Another recent case in Phoenix involved the death of Arizona State University student John Jardine IV. Jardine's family sued various defendants, claiming that Jardine died because he was handcuffed and suffocated during an epileptic seizure. Newspapers had written extensively about the case and the ABC program "20/20" taped a segment discussing the incident. The defendants sought a gag order to prevent the Jardine family from speaking to the media, but Judge Barry Schneider denied the request.

The family's attorney claimed in motion papers that the defendants were seeking a gag order as an excuse to not talk to the media about the case. "Defendants can either respond to (media) inquiries or not as they see fit. They cannot, however, ask the court to take over their public relations work by entering a prior restraint order gagging all parties and their counsel," he wrote.

In 1993, Maricopa County Judge John Sticht twice denied a gag order in a lawsuit between two state employees. Donna Beletz alleged that she was fired from her job with the Department of Education because she would not do campaign work on state time for Superintendent of Public Instruction C. Diane Bishop. Bishop's lawyers contended that Beletz gave discovery information to the media and requested a gag order. Sticht refused to issue an order and also refused to seal the depositions.

Gag orders were denied in other high-profile cases in other states:

In California, the Cannabis Buyer's Club case, which was argued before the U.S. Supreme Court this term, was initially filed in Alameda County Superior Court in Oakland. The attorney general sought a gag order claiming that pretrial publicity could prejudice potential jurors. However, Judge Larry Goodman denied the gag order because there was no evidence of any prejudice to the jury pool. The judge also noted that the attorney general had publicized the case, which perhaps weakened the attorney general's plea.

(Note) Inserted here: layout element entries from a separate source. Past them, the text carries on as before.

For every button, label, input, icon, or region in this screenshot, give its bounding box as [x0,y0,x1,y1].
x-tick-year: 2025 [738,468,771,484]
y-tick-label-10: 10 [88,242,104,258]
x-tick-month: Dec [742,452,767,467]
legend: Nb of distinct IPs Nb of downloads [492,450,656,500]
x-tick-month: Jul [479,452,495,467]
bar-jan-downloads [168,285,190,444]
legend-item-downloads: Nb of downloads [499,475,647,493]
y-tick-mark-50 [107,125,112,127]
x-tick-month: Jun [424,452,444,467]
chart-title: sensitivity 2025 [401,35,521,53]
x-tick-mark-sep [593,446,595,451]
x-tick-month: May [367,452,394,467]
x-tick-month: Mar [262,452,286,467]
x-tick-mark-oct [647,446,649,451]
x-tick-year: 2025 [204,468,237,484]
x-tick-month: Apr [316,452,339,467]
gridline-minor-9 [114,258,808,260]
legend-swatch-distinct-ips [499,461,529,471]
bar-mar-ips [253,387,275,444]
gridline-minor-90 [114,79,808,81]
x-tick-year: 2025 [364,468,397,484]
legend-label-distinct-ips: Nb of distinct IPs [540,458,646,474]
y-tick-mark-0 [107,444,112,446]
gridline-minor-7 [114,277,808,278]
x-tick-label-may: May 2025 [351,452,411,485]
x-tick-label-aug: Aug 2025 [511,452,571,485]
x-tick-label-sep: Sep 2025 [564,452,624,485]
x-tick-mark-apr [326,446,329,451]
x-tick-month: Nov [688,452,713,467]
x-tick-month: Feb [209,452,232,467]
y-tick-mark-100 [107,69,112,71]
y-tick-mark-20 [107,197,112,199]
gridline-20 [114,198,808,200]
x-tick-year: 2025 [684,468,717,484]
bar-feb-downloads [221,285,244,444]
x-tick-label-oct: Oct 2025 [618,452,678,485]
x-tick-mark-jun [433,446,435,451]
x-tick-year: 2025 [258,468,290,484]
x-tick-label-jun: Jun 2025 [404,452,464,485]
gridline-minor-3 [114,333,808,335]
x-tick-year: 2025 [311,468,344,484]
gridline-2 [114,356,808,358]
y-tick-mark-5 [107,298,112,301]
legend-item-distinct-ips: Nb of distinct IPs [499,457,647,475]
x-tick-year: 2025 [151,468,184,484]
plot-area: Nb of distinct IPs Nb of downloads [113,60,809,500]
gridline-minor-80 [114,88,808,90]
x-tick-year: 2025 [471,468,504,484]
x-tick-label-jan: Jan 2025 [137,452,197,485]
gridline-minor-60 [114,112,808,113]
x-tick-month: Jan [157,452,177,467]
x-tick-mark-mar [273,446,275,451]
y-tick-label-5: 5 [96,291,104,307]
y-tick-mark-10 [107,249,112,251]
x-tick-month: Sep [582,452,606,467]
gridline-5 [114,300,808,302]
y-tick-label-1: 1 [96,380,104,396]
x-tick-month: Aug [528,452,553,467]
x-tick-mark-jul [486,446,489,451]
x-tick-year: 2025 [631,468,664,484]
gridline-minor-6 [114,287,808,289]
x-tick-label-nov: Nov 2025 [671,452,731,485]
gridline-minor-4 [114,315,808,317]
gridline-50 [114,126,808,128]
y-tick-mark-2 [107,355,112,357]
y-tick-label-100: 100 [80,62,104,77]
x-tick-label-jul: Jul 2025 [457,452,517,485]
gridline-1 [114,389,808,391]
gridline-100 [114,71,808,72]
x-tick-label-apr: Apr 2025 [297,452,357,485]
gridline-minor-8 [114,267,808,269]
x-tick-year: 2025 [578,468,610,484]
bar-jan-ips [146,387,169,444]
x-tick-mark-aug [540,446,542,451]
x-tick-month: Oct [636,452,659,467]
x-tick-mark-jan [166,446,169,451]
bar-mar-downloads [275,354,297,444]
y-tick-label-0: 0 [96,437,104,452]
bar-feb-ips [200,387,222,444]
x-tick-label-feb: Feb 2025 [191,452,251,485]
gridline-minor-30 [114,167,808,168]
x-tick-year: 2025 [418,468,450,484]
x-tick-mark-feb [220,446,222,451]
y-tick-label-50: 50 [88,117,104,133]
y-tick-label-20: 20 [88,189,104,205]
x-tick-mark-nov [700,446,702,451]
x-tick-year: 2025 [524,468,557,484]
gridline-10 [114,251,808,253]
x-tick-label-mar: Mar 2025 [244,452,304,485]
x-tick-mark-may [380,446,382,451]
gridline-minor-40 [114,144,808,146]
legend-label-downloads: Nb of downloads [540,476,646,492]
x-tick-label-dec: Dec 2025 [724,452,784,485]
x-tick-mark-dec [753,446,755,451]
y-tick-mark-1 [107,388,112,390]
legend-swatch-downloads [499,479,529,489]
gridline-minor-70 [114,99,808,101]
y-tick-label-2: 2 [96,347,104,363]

A Bentonville, Arkansas, judge denied a gag order in the case against Davis Carpenter for murder and rape. Carpenter and his lover, Joshua Brown, were arrested for raping and killing a 13-year-old boy. Brown admitted to the crimes, but claimed Carpenter forced him to do it. Circuit Judge David Clinger denied a gag order that would have prevented all parties from speaking to the media about the case.

Similarly, a West Virginia judge in Fairmont denied a gag order in the August 2000 murder trial of two 17-year-olds charged with killing a gay black man. Circuit Judge Rodney Merrifield said, "I have not and will not issue a gag order." Merrifield also met with reporters to explain trial procedure and rules for attending the trial.

In Atlanta, Georgia, last October, the murder trial of Wesley Harris was kept open. Superior Court Judge Melodie Snell Conner allowed the media to attend the trial and refused to enter a gag order, despite requests from defense counsel.

In Beaumont, Texas, a lawsuit was filed in federal court against Compaq Computer that alleged the company knowingly made computers with a flaw that might corrupt data stored on disks. Compaq sought a gag order restricting all public statements about the case, but U.S. District Judge Thad Heartfield denied the request.

Finally, in 1997, a judge in New York denied a gag order sought by defense counsel in a burglary case. The defense lawyer argued that the prosecutor was speaking to the media to drum up public support for a severe sentence. The lawyer asked the judge to impose a gag order on the prosecutor. Nassau County Judge Paul Kowtna reasoned that a judge may not issue a prior restraint unless there is a "showing of necessity for such restraint." The judge found that there was no reason for a gag order because there had been no "public clamor" against the defendant. Furthermore, the judge correctly noted that the sentencing would be determined by a judge, and the Rules of Judicial Conduct require a judge to make decisions without regard to partisan interest, public clamor, or fear of criticism. The judge therefore believed that the prosecutor's efforts would not make a difference. The case, People v. Hepworth, was reported in the New York Law Journal.